Based on Chapter 24 of Human Resource Management in a Business Context (2nd Edition) by Alan Price - published by Thomson Learning

Pages 670-671 of Human Resource Management in a Business Context discusses a number of comparative studies on the adoption of HRM in the USA, Japan, Germany, UK, Australia, Ireland, Philippines, Africa, Russia, Croatia, Poland, Germany and Greece. Excerpt:

Hetrick (2002) explored the ways in which HRM emerged as a set of concepts, policies and practices within multinational subsidiaries in Poland between 1996 and 1999. HRM was clearly viewed as an imported 'Anglo-American concept' bearing no resemblance to people management as practised in Polish organizations. Hetrick comments that multinational firms are increasingly viewing HRM as one of the main control mechanisms by which employees can be integrated across national boundaries. Expatriate managers are important in this process as:

  • Role models displaying appropriate company behaviours, values and ways of doing things;
  • Fixers, adapting corporate values and mission statements to local circumstances;
  • Key actors, enacting the HRM practices;
  • Networkers or boundary spanners, making connections between local managers and other parts of the business;
  • Agents of the owners, overseeing the new subsidiary company;
  • Coaches or mentors, transferring knowledge to local managers.

HRM is not necessarily strong in all western countries.
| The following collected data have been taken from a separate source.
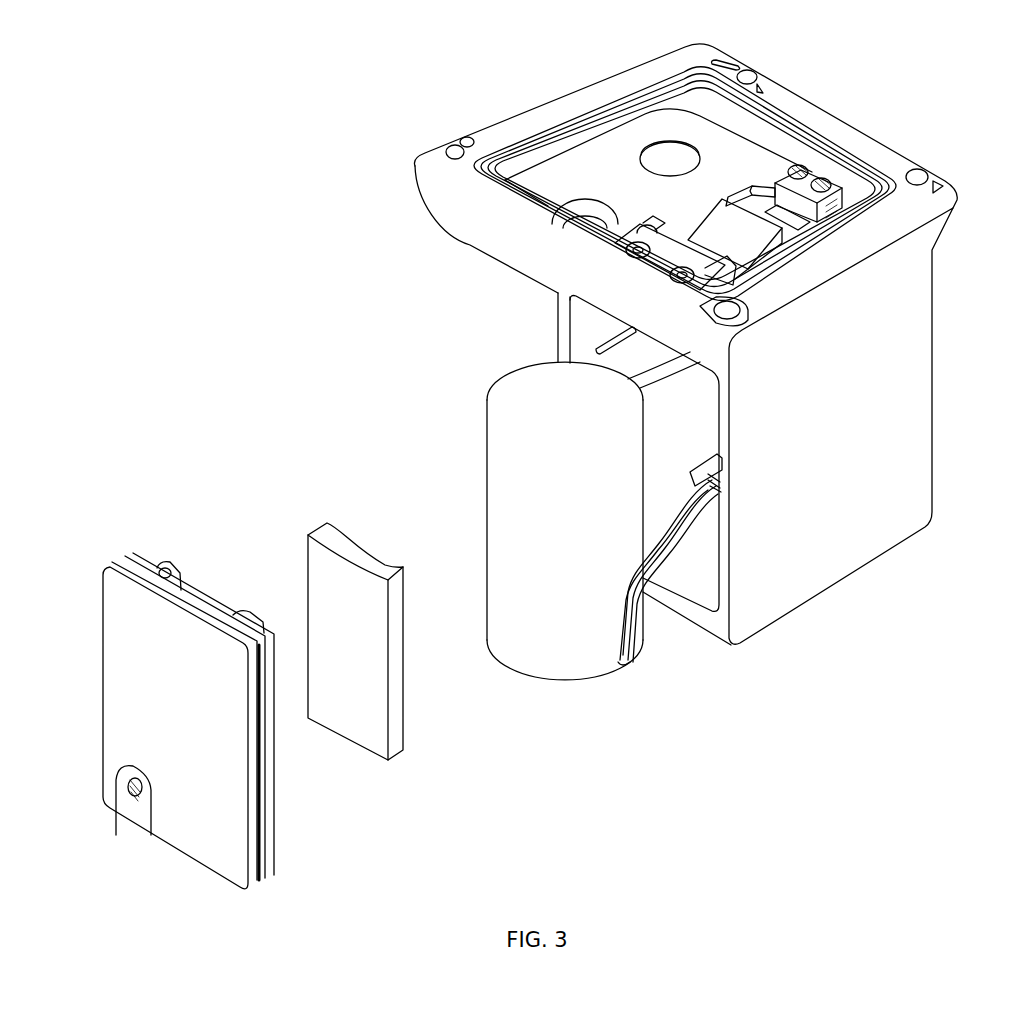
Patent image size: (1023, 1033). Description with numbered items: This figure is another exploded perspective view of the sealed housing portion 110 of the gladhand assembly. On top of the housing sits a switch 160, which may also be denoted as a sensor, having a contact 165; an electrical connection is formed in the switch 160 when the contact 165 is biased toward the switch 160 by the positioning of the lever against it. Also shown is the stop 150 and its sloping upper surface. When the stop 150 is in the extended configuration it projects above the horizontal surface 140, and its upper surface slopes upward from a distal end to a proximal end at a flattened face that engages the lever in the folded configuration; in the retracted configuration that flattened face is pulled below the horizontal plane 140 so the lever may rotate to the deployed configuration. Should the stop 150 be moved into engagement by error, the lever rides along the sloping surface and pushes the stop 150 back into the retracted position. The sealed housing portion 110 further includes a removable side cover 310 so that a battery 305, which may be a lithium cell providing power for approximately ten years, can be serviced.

The sealed housing portion 110 is at (905, 427).
The horizontal surface 140 is at (580, 177).
The stop 150 is at (737, 243).
The switch 160 is at (815, 180).
The contact 165 is at (757, 190).
The battery 305 is at (548, 633).
The removable side cover 310 is at (227, 820).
Wächter and Muller-Camen (2002), noting the importance of German businesses to the European economy, suggest that a well-functioning HR system would be expected. But a number of comparative studies have found HRM in German companies to be less strategically integrated and proactive than that of similar businesses in other countries. They attribute these findings, at least partly, to the co-determination structure of German employee relations where the Betriebsrat (works council) has an important strategic role. Hence HRM has to be integrated with a pre-existing local system which, according to Wächter and Muller-Camen, might even be a strategic resource.